Production Services Affected by Issues with Underlying Service Provider (AWS)
Incident Report for Reflektion, Inc
Postmortem

Executive Summary

AWS API Gateway and Lambda functions in us-east-1 region had increased error rates for 1 hour 20 minutes. During this time, Sitecore Discover’s API customers were affected. Their requests didn’t reach our backend since they got dropped at API Gateway level.

Throughout the outage, Sitecore Discover was serving the traffic that reached its service workers. In terms of impact:

  • API Integration: About 67% of requests were dropped because of AWS outage
  • JS Integration: About 35% of requests were dropped because of AWS outage
  • CEC: CEC was able to load only intermittently during that time

Issue

Per AWS status page, there was degraded response and high error rate from AWS Lambda and API Gateway services in us-east-1. Sitecore Discover has deployments in us-east-1 region in US.

When API Gateway errored out, requests stopped reaching the service workers and instead getting dropped from API Gateway.

For Javascript integrations, there are certain flows which still require API Gateway and queries using those flows were dropped.

Impacts

Customer impact for most customers in US during the impacted windows.
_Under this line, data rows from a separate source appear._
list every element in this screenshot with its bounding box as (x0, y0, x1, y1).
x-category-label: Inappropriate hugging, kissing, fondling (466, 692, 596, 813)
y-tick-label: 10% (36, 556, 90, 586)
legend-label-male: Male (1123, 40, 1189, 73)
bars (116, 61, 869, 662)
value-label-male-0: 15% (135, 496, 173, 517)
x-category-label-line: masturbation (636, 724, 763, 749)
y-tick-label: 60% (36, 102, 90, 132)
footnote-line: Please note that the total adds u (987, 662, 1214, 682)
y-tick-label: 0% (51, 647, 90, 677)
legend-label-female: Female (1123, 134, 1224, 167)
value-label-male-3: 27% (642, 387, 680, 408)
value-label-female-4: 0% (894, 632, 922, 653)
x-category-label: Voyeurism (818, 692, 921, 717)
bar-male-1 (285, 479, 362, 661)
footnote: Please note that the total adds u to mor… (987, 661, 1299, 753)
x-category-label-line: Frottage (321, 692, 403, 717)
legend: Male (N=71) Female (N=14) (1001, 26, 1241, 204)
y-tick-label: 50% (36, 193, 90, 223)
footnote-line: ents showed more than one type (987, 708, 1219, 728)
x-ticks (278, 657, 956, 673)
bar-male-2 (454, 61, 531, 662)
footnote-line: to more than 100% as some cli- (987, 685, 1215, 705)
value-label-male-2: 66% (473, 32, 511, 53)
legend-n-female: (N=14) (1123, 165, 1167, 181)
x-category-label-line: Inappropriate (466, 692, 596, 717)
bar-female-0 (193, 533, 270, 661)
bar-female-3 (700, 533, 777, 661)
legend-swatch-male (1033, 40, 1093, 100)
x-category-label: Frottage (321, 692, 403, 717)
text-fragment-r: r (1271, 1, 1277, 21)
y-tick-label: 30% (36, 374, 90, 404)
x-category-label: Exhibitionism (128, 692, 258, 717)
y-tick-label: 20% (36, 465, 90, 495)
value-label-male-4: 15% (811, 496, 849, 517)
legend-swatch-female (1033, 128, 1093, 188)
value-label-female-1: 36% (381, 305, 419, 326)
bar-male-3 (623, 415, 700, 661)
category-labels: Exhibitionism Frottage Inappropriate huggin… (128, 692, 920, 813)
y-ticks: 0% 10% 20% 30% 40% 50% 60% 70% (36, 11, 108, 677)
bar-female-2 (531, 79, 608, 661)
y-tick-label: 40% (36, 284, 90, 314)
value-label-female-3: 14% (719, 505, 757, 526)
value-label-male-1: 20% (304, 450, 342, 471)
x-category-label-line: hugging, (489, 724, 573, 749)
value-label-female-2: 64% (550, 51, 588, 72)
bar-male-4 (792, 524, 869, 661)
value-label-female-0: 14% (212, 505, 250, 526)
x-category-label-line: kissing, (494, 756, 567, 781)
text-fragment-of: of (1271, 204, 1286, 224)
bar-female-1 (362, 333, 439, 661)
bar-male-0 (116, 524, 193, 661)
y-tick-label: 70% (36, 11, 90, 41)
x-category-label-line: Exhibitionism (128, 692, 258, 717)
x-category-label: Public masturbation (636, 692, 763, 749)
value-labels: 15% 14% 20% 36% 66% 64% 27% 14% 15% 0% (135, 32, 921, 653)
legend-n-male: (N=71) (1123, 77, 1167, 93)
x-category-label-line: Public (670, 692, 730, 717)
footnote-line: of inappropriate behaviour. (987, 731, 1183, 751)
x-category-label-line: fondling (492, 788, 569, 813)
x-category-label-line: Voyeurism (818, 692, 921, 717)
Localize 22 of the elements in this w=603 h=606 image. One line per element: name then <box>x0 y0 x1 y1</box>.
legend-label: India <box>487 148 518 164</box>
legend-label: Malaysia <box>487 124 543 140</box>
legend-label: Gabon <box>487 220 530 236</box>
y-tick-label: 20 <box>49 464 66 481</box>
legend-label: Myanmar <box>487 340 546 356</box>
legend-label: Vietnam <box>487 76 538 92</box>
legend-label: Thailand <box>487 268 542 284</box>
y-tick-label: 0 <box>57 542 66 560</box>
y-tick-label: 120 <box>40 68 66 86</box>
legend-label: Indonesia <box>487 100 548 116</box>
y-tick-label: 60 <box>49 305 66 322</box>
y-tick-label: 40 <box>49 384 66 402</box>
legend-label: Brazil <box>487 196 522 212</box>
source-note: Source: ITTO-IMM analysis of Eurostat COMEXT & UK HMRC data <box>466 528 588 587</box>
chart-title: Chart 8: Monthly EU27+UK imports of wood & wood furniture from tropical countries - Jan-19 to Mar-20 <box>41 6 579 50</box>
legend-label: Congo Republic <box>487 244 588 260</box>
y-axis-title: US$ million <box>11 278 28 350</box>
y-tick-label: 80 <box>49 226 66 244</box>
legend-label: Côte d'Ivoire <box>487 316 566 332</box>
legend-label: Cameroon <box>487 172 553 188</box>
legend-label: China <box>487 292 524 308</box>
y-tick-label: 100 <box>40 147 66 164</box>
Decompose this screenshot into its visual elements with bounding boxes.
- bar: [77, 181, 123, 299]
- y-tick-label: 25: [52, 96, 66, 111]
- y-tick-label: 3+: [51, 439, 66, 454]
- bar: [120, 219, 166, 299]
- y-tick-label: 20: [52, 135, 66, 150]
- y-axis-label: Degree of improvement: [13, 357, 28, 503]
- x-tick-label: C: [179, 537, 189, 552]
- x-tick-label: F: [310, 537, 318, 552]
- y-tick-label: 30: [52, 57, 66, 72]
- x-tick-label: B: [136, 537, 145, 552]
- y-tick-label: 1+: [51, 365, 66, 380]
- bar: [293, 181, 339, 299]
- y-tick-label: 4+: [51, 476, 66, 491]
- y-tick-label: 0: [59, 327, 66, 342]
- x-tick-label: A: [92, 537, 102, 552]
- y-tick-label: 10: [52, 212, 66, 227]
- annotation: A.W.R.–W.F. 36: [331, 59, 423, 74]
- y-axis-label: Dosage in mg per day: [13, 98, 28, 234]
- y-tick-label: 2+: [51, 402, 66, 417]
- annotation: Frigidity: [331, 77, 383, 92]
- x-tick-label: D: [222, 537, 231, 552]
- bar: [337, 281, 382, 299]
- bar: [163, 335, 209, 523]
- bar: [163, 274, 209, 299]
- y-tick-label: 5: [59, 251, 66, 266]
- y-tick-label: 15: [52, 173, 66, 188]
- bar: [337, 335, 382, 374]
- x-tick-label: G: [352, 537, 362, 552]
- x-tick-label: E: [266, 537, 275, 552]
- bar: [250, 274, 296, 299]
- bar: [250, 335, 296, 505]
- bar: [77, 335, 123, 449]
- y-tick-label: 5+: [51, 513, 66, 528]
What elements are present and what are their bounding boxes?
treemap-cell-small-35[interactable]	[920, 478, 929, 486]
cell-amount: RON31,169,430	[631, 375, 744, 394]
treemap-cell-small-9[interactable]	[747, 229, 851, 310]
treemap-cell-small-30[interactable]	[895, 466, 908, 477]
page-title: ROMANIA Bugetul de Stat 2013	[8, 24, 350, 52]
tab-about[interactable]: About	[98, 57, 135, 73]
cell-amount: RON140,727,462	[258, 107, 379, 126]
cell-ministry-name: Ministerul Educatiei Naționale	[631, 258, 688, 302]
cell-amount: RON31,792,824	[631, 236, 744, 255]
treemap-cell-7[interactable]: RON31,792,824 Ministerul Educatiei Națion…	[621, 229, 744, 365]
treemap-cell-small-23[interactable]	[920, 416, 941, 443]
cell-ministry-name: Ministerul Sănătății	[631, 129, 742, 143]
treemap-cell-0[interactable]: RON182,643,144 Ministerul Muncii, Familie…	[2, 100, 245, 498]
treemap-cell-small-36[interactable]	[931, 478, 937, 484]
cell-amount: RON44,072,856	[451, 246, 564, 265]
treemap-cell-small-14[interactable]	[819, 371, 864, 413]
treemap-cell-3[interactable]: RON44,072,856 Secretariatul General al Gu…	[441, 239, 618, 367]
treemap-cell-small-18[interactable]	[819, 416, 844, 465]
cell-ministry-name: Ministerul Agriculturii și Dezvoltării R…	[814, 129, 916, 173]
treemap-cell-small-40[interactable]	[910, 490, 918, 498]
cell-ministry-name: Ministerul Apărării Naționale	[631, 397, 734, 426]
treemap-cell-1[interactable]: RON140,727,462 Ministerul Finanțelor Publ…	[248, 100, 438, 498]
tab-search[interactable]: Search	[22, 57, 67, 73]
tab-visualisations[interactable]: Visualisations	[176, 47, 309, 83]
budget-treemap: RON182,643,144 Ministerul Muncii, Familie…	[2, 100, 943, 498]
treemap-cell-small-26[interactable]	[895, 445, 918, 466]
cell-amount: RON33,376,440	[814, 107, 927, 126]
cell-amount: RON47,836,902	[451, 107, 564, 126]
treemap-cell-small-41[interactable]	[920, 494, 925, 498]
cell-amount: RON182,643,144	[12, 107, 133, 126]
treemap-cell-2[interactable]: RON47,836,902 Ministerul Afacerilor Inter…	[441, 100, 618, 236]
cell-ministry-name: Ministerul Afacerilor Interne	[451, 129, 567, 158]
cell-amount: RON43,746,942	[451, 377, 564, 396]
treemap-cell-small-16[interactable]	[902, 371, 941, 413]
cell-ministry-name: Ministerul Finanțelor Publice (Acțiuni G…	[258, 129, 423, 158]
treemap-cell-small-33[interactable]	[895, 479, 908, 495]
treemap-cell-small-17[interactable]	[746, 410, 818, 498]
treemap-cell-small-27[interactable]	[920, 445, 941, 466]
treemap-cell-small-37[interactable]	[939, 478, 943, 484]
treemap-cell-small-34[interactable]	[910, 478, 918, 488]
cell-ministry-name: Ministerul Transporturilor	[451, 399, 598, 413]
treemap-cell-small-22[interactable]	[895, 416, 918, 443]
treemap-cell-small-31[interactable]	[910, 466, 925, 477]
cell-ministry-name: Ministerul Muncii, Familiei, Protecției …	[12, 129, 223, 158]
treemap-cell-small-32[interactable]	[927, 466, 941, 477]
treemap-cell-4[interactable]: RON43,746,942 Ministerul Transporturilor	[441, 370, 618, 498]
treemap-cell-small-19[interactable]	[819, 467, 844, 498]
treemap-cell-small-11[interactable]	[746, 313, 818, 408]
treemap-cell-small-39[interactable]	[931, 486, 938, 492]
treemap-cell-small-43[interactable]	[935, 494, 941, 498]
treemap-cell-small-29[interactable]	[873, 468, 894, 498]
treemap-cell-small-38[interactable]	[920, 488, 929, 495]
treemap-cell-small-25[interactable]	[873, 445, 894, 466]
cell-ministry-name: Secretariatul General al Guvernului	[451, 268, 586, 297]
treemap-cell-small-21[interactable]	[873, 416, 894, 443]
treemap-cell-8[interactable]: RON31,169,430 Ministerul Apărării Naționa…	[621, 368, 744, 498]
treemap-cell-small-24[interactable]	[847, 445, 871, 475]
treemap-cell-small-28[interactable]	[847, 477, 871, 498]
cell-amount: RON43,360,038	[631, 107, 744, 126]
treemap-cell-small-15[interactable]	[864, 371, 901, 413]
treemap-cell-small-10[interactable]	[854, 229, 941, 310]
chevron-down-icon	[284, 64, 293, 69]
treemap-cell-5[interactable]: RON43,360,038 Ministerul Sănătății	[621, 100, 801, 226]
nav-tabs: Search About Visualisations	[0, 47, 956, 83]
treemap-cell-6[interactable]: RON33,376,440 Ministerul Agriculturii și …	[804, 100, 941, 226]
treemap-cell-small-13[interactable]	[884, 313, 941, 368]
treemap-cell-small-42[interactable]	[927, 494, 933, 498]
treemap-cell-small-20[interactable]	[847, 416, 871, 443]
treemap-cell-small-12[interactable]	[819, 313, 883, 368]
Planned changes / followups

  • Sitecore Discover will build automation to bring up a temporary DNS Route which bypasses API Gateway in the event of such outages. It will still require the customer to make some changes to use the new endpoint on their end.
  • Sitecore Discover will re-evaluate and prioritize the change to move to us-east-2.
Posted Jun 15, 2023 - 13:55 PDT

Resolved
This incident has been resolved.
Posted Jun 13, 2023 - 15:31 PDT
Update
We are continuing to monitor for any further issues.
Posted Jun 13, 2023 - 14:34 PDT
Monitoring
AWS is working on a fix and we see most services are recovering. We are actively monitoring the status.
Posted Jun 13, 2023 - 13:47 PDT
Identified
We are monitoring the issue and are in touch with the team in AWS. Latest updates can be found here: https://health.aws.amazon.com/health/status
Posted Jun 13, 2023 - 12:21 PDT
This incident affected: Production Recommendations, Production Search, Production API, Production Customer Engagement Console, and Production Feed Processing.